清水建設(株)<社長 井上和幸>はこのほど、既設高速道路の大規模更新工事の主体となる合成桁のコンクリート床版取替工事の生産性向上を目的に、ワイヤーソーによる床版水平切断作業の高速化・精度向上に寄与する「走行台車付きダブルワイヤーソー工法」を開発しました。この工法は、2体の駆動プーリー(滑車)を配備した高性能ワイヤーソーと、レール上を移動する走行台車を組み合わせた切断装置により、切断精度の向上と作業工程の簡略化を図るもので、切断作業に要する時間を従来工法と比べて大幅に縮減できます。

高度成長期に建設された高速道路インフラの老朽化が懸念される中、床版の取替や桁の補強を主体とする大規模更新工事の需要が増加しています。鋼桁とコンクリート床版を一体化した合成桁の床版取替工事では、既設コンクリート床版の撤去に要する時間が全作業の約3割を占めており、工事全体の生産性向上には同作業の効率化が不可欠です。

合成桁の床版撤去作業では、まず桁間のコンクリート床版を垂直に切断して先行撤去した後、桁上に残るコンクリート構造物をワイヤーソーで水平切断します。その際、ワイヤーの緩みに起因する桁の損傷を防ぐため、通常、桁の上端から50mm程度の厚さを残して切断作業を行い、最後に、桁上に残ったコンクリートをウォータージェットで除去します。これらの作業効率を高めるうえで、ワイヤーソー切断の高速化のほか、ウォータージェットによるコンクリート除去量の削減が課題となっていました。また、従来工法では主に固定式のワイヤーソー切断装置を利用していたため、装置を都度移設する必要が生じ、装置の分解・組立に多くの手間と時間を要していました。

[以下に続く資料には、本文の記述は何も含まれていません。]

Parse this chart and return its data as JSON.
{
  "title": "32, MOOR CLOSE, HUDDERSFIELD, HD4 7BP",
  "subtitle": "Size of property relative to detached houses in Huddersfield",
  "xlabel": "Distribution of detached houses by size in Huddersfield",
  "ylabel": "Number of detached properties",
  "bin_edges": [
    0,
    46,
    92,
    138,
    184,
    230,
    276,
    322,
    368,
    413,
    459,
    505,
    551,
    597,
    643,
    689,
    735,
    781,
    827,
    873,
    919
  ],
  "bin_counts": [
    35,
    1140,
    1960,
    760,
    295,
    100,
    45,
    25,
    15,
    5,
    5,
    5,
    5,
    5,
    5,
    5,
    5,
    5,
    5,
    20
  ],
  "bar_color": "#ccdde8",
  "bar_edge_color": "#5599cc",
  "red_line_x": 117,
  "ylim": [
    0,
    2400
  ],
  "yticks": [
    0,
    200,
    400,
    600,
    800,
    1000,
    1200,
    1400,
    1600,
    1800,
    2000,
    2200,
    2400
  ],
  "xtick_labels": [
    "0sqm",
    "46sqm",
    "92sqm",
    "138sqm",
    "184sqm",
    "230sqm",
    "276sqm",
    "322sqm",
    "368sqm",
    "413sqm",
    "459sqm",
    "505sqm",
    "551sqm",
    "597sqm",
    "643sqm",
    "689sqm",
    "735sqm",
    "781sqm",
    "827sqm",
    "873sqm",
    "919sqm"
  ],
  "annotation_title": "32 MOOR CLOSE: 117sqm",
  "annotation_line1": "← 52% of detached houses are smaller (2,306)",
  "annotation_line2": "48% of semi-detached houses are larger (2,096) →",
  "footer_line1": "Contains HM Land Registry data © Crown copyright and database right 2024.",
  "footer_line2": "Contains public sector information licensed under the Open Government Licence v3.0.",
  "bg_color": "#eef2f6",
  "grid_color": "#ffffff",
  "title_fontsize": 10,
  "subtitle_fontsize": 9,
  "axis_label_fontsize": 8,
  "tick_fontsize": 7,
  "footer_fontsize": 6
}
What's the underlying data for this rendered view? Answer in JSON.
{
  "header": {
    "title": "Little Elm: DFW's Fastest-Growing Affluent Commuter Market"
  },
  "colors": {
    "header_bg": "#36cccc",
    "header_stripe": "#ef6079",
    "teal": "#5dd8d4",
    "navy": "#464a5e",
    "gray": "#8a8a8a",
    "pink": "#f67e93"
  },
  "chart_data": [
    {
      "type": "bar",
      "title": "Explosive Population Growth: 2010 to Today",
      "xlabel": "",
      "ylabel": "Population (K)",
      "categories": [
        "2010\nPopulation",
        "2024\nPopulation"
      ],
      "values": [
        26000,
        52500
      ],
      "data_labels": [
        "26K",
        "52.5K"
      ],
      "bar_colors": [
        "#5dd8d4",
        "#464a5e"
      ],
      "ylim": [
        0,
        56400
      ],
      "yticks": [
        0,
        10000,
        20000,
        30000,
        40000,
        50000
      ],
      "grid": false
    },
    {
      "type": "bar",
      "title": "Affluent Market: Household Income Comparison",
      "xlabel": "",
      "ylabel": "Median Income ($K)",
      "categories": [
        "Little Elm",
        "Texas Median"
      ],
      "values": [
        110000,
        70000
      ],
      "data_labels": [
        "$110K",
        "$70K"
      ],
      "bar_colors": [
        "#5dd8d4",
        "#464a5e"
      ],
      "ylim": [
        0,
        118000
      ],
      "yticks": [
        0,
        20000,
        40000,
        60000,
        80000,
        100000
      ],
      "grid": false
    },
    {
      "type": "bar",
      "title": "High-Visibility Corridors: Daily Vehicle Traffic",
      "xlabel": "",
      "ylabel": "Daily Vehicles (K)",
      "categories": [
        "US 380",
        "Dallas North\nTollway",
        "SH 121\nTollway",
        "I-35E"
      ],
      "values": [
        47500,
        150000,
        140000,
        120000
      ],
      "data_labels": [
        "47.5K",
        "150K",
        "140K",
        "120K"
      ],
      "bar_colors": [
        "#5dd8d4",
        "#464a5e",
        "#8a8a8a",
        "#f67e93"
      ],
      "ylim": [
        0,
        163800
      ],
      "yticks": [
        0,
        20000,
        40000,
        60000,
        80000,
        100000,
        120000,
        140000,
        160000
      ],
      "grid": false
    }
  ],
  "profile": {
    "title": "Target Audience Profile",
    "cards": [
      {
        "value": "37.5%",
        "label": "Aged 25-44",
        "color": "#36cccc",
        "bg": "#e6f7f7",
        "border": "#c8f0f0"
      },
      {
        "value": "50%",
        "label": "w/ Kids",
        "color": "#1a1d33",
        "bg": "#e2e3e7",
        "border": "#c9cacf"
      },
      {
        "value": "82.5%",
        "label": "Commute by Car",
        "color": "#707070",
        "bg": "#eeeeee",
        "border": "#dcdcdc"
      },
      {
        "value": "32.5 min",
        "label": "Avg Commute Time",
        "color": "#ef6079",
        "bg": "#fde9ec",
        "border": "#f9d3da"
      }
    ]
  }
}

当社が開発した「走行台車付きダブルワイヤーソー工法」の切断装置は、ワイヤーソーの回転速度を向上させる2体の駆動プーリーと、切断高さを保持するガイドプーリーの働きにより、水平切断の高速化および高精度化を実現しています。このため、桁上床版の切断ラインを桁の上端からわずか20mmに設定でき、ウォータージェット作業の大幅な削減と時間短縮が図れます。また、床版上に敷設した走行用レールの長さに応じて連続的に切断作業が行えるため、装置の移設作業の回数を最小限に抑制できます。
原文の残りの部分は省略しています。